(a) An individual surety is acceptable for all types of bonds except position schedule bonds. Assets pledged by an individual surety shall meet the eligibility requirements of Treasury's Bureau of the Fiscal Service. Per 31 U.S.C. 9310, individual sureties must pledge eligible obligations, which Treasury refers to as acceptable collateral or eligible collateral. A list of acceptable assets, entitled “Acceptable Collateral for 31 CFR part 225,” may be accessed by going to https://www.treasurydirect.gov/files/laws-and-regulations/collateral-programs/2018-final-225-list-of-acceptable-collateral.pdf and clicking on “Acceptable Collateral for 31 CFR part 225”.
(1) An individual surety shall execute the bond (e.g., bid bond ( SF 24), performance bond ( SF 25), payment bond ( SF 25A)).
(2) The net adjusted value of unencumbered assets is their market value minus the margin. The margin tables are available at www.treasurydirect.gov. The net adjusted value of unencumbered assets pledged by the individual surety must equal or exceed the penal amount (i.e., face value) of each bond.
(3) The individual surety shall execute the SF 28, Affidavit of Individual Surety, and provide a security interest. One individual surety is adequate support for a bond, provided the net adjusted value of unencumbered assets pledged by that individual surety equals or exceeds the amount of the bond.
(4) An offeror or contractor may submit up to three individual sureties for each bond, in which case the net adjusted value of the pledged unencumbered assets, when combined, must equal or exceed the penal amount of the bond. Each individual surety is jointly and severally liable to the extent of the penal amount of the bond.
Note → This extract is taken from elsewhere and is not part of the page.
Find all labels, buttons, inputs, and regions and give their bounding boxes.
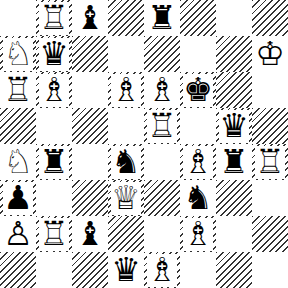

(c) Using the information from the SF 28 submitted by the offeror or contractor, the contracting officer shall notify the Treasury's collateral operations support team by email at BMT@fiscal.treasury.gov or by phone at 888-568-7343, of the individual surety, the assets to be pledged, and the amount necessary to cover the individual surety bond, i.e., the required amount to be collateralized. Treasury will advise the contracting officer whether the assets are eligible to be pledged, consistent with 28.203-1(a), and of the valuation of the assets offered to be pledged, consistent with the valuation standards in 28.203-1(b)(2). If after 3 business days the contracting officer has not received a response from Treasury, the contracting officer may seek assistance from the Director, Bank Policy and Oversight, at 202-504-3502. The contracting officer shall determine whether the individual surety bond is acceptable as to the amount necessary to cover the individual surety bond based on the asset eligibility and valuation assessment from Treasury. The contracting officer shall notify both the offeror or contractor and the individual surety of this determination.
(d) If the contracting officer determines the individual surety is acceptable, the contracting officer shall request the Treasury's collateral operations support team set up the necessary individual surety pledged asset collateral account.
(e) If the contracting officer determines that no individual surety in support of a bid guarantee is acceptable, the offeror utilizing the individual surety shall be rejected as nonresponsible, except as provided in 28.101-4. A finding of nonresponsibility based on unacceptability of an individual surety, need not be referred to the Small Business Administration for a Certificate of Competency. (See 19.602-1(a) and 61 Comp. Gen. 456 (1982).)
(f) If a contractor submits an unacceptable individual surety, or one that Treasury could not assess the asset eligibility and valuation within a reasonable time, then the contracting officer may permit the contractor to substitute an acceptable surety within a reasonable time.
(g) Evidence of possible criminal or fraudulent activities by an individual surety shall be referred to the appropriate agency official in accordance with agency procedures.